L'edicola di piazza Libertà non si tocca. Il consiglio comunale ha respinto, a maggioranza, l'ordine del giorno di Paolo Caravati (An) che chiedeva, da subito, la revoca della concessione. A nulla è valsa la requisitoria del presidente della commissione territorio, che pur di eliminare quello che lui stesso ha definito uno sfregio all'armonia della piazza, non ha esitato a mettersi contro la sua stessa maggioranza. La concessione viene messa sotto accusa anche dal centrosinistra, in primo luogo perché non è stata fatta una gara d'appalto, e in secondo luogo perché, al centro della piazza, il progetto scelto dal concorso d'idee prevedeva tutt'altra opera.
L'assessore all'urbanistica Nicola Mucci si è difeso con la necessità di non privare la piazza di una rivendita di giornali (i proprietari dell'edicola sotto i portici avevano ricevuto lo sfratto).
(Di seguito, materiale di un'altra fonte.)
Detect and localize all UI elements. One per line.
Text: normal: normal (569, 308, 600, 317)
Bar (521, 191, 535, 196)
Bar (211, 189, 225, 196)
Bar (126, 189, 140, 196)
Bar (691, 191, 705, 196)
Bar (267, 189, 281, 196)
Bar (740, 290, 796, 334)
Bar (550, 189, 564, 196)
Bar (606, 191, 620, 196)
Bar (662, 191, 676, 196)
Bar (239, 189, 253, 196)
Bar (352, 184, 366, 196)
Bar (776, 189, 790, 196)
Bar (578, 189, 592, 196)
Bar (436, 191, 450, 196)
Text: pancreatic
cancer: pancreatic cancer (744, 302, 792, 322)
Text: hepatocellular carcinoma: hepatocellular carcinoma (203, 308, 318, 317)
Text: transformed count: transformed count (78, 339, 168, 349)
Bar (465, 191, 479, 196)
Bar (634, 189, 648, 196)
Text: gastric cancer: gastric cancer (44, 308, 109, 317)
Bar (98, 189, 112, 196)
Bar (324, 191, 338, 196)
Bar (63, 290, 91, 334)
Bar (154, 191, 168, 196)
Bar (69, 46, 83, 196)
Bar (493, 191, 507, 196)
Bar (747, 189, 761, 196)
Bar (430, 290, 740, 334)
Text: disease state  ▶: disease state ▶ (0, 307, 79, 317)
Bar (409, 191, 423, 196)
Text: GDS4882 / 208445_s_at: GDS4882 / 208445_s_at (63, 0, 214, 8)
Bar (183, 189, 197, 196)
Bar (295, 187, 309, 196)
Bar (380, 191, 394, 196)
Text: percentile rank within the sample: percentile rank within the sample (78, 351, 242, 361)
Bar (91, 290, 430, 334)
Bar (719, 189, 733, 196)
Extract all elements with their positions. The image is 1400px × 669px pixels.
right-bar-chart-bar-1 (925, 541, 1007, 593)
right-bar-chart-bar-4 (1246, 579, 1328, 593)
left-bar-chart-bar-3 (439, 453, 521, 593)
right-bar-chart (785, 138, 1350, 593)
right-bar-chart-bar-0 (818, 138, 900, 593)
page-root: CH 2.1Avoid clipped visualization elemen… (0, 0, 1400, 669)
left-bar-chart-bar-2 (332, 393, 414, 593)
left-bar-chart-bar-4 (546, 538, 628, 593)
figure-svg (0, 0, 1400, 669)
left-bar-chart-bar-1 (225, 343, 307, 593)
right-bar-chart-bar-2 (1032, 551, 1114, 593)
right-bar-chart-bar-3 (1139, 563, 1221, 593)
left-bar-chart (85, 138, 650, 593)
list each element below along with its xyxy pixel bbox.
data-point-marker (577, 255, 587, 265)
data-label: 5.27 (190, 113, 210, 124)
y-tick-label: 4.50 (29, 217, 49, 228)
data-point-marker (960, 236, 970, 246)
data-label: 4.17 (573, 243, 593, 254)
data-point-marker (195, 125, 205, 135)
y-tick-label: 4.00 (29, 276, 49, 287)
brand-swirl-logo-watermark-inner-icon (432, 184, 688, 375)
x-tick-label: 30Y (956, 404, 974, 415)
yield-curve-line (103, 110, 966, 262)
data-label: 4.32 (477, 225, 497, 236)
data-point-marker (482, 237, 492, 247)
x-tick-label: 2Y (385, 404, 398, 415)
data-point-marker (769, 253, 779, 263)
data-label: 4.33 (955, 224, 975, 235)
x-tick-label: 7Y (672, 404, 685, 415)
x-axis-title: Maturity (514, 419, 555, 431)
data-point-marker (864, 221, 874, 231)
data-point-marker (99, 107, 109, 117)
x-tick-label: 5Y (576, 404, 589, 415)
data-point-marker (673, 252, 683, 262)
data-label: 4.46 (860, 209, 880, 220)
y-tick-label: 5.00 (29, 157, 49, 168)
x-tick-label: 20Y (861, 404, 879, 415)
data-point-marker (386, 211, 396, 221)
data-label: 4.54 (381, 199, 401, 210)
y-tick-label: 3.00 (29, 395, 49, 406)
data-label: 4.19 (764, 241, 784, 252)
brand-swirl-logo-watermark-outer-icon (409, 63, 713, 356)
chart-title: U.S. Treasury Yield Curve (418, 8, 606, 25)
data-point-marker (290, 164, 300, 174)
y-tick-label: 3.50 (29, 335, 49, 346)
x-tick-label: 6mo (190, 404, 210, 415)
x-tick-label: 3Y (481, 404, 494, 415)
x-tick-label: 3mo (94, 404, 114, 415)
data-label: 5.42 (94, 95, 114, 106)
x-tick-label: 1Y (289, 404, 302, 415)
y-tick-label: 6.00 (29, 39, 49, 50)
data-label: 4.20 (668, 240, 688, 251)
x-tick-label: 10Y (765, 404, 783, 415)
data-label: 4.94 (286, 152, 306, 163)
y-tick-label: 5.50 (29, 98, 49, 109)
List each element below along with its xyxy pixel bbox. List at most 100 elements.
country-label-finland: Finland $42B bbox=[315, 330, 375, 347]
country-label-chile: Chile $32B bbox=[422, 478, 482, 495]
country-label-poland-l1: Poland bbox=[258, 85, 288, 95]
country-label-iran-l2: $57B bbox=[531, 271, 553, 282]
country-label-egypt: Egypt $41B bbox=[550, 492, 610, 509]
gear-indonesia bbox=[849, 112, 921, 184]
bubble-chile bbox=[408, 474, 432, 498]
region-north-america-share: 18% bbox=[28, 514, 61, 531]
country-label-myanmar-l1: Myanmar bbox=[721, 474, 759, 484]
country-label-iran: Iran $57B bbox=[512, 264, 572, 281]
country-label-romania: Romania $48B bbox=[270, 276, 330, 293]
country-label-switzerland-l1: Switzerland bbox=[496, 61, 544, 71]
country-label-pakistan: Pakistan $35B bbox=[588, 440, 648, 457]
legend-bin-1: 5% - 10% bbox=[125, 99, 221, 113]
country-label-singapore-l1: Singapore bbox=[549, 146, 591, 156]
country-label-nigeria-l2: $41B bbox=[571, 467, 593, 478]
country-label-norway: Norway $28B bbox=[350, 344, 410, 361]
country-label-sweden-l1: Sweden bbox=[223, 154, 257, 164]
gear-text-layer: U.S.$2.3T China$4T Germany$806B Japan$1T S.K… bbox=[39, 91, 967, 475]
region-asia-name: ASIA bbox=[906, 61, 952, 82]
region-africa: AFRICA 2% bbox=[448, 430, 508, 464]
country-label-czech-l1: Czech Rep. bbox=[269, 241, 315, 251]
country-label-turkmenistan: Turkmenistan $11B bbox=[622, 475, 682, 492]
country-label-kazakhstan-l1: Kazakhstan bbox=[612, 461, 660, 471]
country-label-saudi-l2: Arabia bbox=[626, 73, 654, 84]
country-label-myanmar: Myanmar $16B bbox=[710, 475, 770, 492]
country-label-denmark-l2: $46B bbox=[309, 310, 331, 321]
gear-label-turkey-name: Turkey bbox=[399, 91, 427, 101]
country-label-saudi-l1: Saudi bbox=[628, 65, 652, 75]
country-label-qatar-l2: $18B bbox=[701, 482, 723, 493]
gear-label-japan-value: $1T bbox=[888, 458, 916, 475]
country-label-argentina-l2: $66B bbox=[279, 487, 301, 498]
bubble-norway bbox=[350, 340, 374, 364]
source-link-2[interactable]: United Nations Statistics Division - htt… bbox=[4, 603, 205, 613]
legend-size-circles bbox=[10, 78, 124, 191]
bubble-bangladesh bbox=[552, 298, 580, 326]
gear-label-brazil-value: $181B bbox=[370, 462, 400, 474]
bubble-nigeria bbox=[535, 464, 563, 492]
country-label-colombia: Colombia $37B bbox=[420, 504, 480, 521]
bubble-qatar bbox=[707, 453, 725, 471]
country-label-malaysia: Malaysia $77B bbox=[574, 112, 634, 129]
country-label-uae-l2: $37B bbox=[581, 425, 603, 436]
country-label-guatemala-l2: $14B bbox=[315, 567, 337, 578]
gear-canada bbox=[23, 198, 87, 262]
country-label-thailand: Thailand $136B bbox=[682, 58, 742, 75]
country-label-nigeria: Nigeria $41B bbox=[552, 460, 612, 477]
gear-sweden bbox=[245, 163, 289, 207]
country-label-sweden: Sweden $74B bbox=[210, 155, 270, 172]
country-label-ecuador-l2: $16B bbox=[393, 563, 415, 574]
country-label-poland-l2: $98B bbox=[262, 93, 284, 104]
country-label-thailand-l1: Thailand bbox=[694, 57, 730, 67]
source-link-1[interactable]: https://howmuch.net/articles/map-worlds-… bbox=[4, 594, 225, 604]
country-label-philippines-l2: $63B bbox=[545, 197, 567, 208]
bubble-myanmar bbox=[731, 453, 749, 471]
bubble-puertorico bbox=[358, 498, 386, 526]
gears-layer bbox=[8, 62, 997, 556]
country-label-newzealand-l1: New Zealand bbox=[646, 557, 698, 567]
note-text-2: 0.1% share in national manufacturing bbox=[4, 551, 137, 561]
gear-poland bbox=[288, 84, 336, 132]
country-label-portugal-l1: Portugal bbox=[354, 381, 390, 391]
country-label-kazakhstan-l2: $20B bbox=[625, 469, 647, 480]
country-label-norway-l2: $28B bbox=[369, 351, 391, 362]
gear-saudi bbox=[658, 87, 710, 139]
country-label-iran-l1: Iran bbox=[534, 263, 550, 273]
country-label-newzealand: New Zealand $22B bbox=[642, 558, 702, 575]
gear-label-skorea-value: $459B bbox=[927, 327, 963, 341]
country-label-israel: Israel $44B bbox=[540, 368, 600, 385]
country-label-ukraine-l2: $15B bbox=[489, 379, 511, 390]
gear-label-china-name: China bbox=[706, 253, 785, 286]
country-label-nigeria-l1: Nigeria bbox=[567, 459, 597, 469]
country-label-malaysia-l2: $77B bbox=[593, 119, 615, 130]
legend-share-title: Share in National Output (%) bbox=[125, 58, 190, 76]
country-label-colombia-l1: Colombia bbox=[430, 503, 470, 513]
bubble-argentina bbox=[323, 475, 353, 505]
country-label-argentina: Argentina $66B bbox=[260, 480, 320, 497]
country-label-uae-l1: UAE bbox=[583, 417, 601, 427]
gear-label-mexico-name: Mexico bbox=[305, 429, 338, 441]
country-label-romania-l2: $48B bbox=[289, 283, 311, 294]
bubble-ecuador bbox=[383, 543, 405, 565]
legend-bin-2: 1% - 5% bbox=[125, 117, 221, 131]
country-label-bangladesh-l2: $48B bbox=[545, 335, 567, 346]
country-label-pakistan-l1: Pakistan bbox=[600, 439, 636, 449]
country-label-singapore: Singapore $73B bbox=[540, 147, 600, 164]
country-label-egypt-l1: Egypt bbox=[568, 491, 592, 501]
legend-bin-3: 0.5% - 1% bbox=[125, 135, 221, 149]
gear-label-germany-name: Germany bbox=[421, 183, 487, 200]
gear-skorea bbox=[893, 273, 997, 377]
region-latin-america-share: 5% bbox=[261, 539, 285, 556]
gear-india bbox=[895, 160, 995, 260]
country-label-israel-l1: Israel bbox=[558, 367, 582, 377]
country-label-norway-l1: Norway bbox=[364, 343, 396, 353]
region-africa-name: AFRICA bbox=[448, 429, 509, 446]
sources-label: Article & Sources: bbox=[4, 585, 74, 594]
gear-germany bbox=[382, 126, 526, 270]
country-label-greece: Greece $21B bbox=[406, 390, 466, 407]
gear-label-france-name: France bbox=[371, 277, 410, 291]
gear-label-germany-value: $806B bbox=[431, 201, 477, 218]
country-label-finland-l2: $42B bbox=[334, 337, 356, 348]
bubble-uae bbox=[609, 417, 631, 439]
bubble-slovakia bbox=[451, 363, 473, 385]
Il centrodestra ha respinto anche un emendamento di Luini che prevedeva, in sostanza, l'obbligo per i gestori di badare alla manutenzione del catafalco e a non esporre, in onore al decoro, riviste e manifesti pornografici o rappresentanti donne o uomini discinti. 
Il posizionamento dell'edicola, al centro della piazza, era diventato un caso nei giorni scorsi. Sotto accusa la necessità di occupare uno spazio così caro ai gallaratesi limitando la vista d'insieme dei "gioielli" della città: il battistero, i vecchi portici, la piazza.